================
DocVis internals
================

Users of DocVis do not *have to* know the internal details of DocVis' design but
its awareness can help in understanding why the API looks like the way it does.

This section begins with a very brief introducion to the problem that DocVis deals with, 
followed by the design of DocVis.

What was DocVis designed to do?
===============================

DocVis was designed to create standalone HTML documents **with** interactive plots.

These are documents that allow a degree of data exploration, along with necessary text 
that is required to embed what the plots show to a specific context.

In its primary use-case, DocVis is used to take results from various analysis methods and 
add around them the text that is necessary to make sense of the results *in a specific scientific context*.


Here is a ficitious but realistic example:

* Suppose a database of categorical data.

  * For example:

    * ``Dataset1 : {A,B,F,B,A,F,F,A}``
    * ``Dataset2 : {1,2,3,3,2,3,1,1}``

* These data could be organised in to this database from various processes (e.g. financial, engineering and others).
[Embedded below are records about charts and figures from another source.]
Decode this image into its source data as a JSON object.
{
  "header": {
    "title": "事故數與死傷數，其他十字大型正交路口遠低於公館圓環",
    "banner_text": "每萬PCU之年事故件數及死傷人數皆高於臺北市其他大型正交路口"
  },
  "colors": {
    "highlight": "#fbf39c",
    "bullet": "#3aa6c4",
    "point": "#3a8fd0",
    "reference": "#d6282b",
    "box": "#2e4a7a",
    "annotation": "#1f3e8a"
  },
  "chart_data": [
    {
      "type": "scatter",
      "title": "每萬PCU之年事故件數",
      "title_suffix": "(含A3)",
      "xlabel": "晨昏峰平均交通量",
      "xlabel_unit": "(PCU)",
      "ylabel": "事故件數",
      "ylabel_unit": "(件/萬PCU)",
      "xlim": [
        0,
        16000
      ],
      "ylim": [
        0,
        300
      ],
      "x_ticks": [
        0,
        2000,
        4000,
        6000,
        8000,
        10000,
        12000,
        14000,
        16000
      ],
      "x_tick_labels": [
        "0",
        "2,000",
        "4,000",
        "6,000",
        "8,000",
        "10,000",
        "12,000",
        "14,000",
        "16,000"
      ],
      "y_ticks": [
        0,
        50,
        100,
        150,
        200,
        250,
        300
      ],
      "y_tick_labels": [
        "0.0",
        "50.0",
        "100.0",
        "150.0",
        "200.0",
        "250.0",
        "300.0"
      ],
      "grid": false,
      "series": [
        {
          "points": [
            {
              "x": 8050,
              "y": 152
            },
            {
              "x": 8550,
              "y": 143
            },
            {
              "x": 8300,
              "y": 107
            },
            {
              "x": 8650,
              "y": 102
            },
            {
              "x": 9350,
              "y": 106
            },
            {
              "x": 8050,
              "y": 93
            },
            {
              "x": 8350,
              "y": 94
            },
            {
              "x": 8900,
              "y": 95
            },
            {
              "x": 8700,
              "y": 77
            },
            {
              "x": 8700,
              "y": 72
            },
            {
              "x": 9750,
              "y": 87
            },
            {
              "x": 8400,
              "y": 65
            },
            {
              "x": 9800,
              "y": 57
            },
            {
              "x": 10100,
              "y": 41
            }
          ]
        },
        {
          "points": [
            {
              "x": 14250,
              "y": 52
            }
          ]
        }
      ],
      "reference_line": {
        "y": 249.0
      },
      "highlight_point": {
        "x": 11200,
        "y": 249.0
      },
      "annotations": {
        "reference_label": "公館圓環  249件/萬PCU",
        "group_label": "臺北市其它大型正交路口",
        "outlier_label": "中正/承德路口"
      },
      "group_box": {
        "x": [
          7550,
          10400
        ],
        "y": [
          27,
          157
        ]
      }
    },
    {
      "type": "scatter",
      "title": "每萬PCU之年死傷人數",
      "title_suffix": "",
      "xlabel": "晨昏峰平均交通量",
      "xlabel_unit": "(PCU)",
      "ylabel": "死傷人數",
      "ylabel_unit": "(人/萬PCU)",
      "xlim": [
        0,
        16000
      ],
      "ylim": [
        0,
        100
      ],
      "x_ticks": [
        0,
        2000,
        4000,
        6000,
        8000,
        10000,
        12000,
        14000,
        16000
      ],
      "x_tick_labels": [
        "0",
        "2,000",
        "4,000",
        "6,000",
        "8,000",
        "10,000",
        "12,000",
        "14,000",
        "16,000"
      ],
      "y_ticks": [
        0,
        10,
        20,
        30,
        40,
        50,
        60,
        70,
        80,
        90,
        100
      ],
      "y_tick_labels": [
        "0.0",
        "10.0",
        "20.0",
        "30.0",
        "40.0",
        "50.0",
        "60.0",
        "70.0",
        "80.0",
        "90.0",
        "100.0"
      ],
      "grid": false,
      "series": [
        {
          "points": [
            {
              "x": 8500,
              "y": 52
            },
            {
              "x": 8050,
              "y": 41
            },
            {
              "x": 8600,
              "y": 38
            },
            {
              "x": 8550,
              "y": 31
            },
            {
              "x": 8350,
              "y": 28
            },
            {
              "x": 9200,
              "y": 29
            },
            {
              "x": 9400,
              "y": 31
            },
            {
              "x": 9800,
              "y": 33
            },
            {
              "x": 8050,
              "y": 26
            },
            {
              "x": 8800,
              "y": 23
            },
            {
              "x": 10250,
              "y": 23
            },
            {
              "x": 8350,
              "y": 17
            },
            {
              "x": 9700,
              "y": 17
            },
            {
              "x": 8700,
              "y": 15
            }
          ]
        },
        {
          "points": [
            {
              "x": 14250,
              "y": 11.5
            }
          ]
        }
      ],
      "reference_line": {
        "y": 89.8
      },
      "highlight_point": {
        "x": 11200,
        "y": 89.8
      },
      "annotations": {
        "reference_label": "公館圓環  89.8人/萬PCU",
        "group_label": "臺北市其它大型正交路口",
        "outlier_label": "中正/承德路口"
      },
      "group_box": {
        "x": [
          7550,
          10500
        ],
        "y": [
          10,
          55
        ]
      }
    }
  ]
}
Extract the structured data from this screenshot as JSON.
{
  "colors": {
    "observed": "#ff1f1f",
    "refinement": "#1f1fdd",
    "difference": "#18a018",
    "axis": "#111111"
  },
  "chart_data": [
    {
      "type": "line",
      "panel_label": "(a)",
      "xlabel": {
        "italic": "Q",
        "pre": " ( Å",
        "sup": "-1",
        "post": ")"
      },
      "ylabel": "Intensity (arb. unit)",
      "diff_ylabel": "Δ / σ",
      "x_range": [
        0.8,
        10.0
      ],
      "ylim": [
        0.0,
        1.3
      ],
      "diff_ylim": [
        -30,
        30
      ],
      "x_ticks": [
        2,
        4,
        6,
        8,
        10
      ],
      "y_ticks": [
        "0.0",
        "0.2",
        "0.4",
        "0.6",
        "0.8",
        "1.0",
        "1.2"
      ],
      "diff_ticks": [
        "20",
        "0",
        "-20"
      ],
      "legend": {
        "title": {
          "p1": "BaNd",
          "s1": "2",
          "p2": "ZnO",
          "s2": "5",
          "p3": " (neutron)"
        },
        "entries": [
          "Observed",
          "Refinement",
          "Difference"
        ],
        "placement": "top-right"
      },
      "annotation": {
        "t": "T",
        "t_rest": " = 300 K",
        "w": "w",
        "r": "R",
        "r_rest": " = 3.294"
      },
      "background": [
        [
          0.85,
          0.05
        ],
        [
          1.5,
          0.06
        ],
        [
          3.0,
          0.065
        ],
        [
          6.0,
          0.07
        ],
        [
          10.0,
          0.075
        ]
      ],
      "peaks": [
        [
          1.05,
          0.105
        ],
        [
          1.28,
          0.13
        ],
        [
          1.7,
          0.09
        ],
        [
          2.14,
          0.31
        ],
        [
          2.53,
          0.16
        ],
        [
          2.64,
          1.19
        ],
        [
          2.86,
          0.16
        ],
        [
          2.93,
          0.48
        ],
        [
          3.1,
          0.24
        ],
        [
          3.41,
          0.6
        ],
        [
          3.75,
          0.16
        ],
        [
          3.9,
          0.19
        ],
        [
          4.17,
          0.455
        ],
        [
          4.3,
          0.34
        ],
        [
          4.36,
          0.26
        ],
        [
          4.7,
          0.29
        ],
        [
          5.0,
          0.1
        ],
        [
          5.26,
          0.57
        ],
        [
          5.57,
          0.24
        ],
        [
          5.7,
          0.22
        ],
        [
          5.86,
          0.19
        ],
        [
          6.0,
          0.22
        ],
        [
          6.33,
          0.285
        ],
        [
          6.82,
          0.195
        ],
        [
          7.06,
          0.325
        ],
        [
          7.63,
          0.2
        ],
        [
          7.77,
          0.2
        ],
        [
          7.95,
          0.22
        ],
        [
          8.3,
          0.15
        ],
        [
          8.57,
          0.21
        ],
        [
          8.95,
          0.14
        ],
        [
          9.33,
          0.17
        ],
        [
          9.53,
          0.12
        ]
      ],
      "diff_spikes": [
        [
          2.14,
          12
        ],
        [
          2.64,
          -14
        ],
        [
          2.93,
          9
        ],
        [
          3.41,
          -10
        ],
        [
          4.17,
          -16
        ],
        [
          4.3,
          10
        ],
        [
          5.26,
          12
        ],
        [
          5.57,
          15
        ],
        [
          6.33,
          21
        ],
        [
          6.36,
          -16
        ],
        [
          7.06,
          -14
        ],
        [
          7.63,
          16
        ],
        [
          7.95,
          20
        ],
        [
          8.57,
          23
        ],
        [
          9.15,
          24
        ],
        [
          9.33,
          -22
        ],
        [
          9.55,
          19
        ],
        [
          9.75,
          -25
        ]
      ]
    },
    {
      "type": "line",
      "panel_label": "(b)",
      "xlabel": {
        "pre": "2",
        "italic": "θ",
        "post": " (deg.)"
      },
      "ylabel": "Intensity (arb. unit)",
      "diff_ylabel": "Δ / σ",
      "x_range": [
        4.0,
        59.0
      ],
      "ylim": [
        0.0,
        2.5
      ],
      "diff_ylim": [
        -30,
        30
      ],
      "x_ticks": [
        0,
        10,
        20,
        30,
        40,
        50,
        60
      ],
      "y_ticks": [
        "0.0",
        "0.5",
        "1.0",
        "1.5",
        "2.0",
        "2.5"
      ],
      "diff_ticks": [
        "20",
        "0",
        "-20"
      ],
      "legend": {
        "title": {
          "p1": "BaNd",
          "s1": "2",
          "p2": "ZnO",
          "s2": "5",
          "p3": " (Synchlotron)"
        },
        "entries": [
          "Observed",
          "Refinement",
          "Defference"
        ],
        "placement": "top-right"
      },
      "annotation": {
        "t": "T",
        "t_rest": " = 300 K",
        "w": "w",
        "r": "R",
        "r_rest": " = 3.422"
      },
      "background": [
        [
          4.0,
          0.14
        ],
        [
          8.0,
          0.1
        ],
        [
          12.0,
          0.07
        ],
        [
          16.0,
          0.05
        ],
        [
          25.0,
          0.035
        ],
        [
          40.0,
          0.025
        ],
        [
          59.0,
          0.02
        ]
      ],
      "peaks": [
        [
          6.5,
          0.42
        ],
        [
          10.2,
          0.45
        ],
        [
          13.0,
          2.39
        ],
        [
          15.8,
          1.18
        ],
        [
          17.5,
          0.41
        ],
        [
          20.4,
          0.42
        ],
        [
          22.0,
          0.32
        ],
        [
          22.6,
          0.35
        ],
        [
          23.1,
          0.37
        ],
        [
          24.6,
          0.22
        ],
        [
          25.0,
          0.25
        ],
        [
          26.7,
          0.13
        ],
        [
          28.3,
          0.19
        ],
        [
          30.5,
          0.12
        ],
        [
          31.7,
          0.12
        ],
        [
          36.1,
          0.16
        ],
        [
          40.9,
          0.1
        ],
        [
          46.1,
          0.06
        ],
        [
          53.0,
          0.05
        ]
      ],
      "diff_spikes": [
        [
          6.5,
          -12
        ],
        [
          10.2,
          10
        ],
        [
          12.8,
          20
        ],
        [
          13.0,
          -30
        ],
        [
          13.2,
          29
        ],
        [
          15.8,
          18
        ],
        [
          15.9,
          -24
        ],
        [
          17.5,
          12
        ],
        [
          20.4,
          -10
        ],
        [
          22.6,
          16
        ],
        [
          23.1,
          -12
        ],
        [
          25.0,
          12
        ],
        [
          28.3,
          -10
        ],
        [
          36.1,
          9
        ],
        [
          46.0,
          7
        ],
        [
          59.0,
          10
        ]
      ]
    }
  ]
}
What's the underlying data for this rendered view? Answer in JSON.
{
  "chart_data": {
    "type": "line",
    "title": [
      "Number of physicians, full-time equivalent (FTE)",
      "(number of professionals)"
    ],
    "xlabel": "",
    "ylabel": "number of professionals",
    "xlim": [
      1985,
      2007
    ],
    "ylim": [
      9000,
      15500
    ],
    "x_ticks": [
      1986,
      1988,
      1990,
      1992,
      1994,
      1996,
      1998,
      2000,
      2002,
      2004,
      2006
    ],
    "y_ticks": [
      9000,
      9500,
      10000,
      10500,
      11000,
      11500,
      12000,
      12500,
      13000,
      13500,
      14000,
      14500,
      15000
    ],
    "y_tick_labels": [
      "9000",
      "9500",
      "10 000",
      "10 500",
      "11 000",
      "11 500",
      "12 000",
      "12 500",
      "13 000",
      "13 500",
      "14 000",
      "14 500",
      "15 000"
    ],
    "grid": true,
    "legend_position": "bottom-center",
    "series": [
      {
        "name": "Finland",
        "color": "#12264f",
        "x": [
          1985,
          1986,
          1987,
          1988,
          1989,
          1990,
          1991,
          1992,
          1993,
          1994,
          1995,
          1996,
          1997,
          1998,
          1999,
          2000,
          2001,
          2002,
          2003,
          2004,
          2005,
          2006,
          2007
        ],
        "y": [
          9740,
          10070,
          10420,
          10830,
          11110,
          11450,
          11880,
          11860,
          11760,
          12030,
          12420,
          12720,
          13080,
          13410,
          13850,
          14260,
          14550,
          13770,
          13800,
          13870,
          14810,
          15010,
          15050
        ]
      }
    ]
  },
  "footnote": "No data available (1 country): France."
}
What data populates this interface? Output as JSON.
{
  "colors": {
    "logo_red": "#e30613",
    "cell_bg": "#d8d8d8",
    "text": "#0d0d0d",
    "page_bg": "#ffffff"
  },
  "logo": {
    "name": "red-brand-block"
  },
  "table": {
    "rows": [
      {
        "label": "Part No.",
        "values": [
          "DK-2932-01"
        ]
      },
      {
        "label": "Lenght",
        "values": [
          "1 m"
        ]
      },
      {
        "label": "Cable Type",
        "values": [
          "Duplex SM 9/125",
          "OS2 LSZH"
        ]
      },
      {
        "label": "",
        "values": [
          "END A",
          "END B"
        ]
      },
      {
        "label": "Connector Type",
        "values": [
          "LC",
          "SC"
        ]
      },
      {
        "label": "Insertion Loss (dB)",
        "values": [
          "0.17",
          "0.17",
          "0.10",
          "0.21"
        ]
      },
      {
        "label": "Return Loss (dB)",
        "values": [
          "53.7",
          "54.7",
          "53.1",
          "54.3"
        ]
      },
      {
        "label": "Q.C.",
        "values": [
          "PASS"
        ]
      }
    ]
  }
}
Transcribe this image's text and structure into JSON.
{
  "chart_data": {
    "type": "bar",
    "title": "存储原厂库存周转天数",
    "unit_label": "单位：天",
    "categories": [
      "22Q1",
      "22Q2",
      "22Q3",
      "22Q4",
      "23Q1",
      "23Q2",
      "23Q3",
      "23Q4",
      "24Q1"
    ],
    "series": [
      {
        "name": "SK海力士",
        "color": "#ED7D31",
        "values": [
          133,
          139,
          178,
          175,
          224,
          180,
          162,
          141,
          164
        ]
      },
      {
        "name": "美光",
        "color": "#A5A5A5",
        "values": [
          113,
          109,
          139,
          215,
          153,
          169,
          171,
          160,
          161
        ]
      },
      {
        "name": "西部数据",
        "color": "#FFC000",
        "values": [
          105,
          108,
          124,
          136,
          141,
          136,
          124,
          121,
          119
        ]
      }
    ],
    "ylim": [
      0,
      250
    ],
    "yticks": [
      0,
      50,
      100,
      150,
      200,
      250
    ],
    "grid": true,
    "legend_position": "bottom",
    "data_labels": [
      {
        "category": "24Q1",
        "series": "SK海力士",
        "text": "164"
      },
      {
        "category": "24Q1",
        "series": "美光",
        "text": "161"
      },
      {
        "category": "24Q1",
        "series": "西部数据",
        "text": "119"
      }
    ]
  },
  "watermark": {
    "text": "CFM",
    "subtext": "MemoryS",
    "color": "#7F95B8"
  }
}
* Suppose further that one of the most common operations across such datasets is to obtain
  a count of each category in the dataset.

  * For example, asking for a count on ``Dataset1`` would return something like:

    ``Dataset1_Count: {A:3, B:2, F:3}``

* A user has the ability to request the "counts" of a specific dataset and plot the results
  in the form of a histogram [1]_.

  * Note here that if we were to write this directly in Python, all we would have created 
    would be a diagram.

* Upon obtaining that histogram, they also want to be able to write some `prose <https://en.wikipedia.org/wiki/Prose>`_
  around that histogram and forward it to non-technical people who are interested on the 
  results and their impact on their field.

It is possible to do this by:

1. Having 4-5 documents open and copying and pasting between them; or
2. Some kind of bash script automation; or
3. Some kind of "dashboard application" and so on.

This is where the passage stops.